Another $24 million verdict landed Ashby & Geddes and Morrison & Foerster LLP on the list this week. A Delaware jury awarded Power Integrations Inc. more than $24 million in damages Nov. 9 after finding that competitor Fairchild Semiconductor International, represented by the law firms, willfully infringed Power Integrations patents for frequency jitter technology and induced third parties to infringe the patents as well. Fairchild Semiconductor International Inc. is represented by John G. Day and Andrew C. Mayo of Ashby & Geddes and by Erik J. Olson, Colette Reiner Mayer, Pieter S. de Ganon, Stephen Liu, Scott F. Llewellyn, Esther Kim Chang and Thomas J. Pardini of Morrison & Foerster LLP.
 
Cooley LLP ended up among this week’s legal lambs after a New York state judge on Tuesday awarded family members behind the famous Palm steakhouse — who say they were cheated out of intellectual property licensing by the cousins who built a single trendy outpost into an empire — at least $73 million in royalties and lost rent.
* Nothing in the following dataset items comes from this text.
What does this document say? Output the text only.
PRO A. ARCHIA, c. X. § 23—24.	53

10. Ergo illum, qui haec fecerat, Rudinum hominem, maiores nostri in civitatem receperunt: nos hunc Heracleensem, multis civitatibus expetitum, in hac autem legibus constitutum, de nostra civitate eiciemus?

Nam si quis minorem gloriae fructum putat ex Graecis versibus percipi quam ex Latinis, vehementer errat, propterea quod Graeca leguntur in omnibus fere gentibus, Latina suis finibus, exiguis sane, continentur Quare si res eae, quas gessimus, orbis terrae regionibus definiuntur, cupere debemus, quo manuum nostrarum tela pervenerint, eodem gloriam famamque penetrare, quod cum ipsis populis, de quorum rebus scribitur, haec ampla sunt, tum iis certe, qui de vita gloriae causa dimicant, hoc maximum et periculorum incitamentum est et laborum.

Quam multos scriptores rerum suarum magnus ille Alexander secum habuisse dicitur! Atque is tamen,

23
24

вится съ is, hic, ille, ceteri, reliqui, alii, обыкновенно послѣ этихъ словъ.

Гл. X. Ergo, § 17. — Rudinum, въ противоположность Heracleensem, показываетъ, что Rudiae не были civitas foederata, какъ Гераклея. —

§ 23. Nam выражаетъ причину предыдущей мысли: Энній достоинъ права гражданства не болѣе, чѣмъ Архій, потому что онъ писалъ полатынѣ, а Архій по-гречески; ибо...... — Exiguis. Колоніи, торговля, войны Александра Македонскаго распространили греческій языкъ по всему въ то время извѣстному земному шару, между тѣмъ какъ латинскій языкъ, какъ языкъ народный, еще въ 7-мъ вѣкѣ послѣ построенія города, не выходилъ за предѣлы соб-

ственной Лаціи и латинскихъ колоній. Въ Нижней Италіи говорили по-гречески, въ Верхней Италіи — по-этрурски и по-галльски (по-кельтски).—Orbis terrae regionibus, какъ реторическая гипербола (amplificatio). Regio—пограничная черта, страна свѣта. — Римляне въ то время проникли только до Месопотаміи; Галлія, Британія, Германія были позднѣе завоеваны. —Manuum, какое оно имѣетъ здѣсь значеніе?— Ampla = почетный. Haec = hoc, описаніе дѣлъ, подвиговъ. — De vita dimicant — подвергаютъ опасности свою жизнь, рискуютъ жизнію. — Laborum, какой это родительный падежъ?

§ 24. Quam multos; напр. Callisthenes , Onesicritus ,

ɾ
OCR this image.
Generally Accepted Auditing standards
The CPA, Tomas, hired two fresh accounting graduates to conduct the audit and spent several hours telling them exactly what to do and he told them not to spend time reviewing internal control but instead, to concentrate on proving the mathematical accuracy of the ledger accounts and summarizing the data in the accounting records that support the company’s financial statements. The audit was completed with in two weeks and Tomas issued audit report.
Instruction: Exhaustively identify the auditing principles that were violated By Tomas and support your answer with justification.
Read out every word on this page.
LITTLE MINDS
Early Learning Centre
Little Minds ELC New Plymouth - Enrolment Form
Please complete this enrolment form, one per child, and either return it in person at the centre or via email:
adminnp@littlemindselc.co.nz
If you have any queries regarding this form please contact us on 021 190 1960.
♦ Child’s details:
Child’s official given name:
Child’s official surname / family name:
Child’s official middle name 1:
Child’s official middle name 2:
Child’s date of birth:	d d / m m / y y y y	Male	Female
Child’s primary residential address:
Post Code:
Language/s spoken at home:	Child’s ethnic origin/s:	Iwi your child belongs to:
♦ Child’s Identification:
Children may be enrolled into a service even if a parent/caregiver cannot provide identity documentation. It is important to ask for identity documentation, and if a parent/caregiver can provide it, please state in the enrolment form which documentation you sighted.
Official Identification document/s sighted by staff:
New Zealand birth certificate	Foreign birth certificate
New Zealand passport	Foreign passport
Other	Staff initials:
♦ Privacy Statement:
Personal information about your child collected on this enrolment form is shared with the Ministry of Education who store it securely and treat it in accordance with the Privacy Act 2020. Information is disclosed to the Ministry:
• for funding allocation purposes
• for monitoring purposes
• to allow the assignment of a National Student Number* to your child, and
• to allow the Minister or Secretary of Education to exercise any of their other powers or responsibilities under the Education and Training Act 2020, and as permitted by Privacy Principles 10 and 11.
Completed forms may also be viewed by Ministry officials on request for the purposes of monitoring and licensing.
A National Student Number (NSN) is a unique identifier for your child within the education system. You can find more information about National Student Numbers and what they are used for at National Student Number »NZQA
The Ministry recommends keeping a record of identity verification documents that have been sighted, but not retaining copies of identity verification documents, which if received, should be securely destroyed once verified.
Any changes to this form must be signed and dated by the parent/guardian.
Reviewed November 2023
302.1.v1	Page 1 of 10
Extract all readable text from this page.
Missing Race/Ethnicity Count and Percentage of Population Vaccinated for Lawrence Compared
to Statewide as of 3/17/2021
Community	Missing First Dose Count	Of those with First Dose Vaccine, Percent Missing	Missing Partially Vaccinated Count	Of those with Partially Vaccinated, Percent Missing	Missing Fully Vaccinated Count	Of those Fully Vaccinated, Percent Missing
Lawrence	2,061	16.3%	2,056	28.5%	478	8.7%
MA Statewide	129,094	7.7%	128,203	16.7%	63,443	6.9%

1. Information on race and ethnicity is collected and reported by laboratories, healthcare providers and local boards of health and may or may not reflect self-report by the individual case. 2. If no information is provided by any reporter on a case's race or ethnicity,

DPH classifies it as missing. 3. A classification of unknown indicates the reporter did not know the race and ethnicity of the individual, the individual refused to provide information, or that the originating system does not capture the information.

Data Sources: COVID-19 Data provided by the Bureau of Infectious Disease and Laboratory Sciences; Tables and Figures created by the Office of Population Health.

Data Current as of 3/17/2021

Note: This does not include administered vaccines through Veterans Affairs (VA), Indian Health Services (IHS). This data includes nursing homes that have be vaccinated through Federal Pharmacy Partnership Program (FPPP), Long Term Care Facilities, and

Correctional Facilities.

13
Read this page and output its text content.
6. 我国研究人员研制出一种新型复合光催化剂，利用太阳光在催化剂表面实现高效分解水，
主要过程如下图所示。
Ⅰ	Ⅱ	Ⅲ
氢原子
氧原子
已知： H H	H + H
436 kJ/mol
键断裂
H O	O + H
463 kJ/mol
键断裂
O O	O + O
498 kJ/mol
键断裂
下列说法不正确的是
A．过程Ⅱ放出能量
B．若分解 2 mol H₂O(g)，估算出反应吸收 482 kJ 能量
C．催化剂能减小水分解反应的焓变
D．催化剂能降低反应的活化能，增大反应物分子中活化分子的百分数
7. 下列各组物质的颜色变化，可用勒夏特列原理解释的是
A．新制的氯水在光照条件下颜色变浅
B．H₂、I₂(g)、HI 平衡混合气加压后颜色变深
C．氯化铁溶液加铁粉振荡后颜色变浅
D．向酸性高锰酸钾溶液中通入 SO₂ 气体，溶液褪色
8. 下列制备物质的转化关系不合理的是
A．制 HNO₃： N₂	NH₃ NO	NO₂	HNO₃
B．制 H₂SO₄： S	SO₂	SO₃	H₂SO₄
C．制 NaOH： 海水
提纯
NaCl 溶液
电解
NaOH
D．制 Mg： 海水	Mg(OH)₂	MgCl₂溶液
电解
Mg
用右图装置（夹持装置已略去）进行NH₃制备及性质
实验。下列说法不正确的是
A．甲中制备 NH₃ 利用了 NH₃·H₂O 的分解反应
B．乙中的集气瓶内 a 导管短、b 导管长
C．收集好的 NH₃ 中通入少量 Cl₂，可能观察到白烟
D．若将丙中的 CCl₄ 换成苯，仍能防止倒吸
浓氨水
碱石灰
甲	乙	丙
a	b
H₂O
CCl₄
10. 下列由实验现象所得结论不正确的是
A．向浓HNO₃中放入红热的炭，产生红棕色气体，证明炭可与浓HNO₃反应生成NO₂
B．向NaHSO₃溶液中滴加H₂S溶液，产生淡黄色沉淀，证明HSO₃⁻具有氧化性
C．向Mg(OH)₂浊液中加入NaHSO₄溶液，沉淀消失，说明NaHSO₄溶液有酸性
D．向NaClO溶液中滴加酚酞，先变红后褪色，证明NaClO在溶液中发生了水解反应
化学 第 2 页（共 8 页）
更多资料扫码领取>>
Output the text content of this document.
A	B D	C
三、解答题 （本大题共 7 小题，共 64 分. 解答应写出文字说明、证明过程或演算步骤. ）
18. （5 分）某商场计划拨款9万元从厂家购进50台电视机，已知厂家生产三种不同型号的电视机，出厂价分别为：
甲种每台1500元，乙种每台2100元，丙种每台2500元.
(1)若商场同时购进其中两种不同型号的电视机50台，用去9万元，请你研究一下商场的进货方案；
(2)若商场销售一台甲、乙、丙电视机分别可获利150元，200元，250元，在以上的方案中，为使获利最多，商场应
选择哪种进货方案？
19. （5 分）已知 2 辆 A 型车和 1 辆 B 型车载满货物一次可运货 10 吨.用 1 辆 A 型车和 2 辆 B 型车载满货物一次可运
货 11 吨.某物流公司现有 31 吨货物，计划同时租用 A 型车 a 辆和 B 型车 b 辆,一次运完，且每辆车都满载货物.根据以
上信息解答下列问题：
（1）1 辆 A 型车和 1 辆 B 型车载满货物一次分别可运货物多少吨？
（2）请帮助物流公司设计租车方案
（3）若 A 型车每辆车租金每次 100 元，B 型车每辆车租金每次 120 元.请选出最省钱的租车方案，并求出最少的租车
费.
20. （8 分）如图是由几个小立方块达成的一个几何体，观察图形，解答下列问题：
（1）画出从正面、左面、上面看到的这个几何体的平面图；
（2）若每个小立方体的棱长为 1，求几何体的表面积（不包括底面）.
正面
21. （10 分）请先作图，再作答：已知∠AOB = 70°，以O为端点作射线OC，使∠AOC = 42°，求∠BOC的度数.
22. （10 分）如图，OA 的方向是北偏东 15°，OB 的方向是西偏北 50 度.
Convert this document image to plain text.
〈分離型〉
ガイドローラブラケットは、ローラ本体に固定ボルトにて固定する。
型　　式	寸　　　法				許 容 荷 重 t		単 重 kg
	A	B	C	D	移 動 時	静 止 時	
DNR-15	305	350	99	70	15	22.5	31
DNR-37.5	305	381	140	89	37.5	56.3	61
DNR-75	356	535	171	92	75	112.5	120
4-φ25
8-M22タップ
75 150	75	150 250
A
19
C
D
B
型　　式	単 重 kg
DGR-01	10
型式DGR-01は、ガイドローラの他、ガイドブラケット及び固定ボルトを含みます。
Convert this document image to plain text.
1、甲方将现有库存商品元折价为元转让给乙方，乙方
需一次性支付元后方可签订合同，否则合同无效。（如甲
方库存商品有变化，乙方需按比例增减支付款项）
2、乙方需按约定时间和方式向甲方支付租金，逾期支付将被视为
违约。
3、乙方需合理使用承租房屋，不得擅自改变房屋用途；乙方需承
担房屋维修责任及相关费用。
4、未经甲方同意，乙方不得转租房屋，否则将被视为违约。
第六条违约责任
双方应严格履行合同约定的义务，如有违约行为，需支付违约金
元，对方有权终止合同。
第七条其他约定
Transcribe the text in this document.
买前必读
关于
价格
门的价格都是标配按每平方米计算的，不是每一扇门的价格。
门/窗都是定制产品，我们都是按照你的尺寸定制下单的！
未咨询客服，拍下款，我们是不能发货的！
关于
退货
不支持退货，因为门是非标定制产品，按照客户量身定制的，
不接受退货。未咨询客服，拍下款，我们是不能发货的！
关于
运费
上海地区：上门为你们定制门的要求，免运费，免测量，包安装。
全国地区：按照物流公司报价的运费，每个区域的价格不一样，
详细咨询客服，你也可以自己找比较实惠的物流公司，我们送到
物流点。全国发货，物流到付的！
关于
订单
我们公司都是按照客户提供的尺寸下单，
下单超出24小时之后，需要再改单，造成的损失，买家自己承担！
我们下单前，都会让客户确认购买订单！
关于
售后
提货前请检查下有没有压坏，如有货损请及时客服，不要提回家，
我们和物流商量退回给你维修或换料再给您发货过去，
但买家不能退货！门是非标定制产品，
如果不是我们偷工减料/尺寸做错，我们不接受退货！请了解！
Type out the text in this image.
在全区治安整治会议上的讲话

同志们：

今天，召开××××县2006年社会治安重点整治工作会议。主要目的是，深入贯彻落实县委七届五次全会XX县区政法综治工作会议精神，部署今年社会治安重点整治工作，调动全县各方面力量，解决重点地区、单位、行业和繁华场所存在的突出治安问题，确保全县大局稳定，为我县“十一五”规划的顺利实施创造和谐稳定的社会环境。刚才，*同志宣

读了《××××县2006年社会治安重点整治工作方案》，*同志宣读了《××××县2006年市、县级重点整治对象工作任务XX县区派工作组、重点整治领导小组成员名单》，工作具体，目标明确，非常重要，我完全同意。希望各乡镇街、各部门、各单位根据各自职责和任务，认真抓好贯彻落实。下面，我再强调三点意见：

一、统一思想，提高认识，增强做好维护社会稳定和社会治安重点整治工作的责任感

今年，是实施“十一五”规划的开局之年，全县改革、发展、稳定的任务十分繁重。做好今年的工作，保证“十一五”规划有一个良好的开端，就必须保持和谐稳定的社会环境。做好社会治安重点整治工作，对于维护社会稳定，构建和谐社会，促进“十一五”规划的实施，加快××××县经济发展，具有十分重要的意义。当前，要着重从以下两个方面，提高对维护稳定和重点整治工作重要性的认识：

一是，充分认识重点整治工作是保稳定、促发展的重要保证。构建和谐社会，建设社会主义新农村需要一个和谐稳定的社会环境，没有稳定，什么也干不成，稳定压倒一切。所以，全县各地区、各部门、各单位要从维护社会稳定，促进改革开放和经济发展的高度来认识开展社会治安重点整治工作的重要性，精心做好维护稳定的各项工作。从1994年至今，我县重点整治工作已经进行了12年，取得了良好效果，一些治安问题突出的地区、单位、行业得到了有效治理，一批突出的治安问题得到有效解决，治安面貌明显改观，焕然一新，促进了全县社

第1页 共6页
The defendants are represented by Alan Levine and Ian Shapiro of Cooley LLP.
 
A Georgia jury on Thursday found that the negligence of Atlanta's transit system — represented by Mabry & McClelland LLP — was responsible for a fall by a disabled passenger who was getting off a bus that left her in a permanent vegetative state and awarded her $18.75 million. Metropolitan Atlanta Regional Transit Authority is represented by James Scarbrough, Dawn Pettigrew and Rachel Reed of Mabry & McClelland LLP.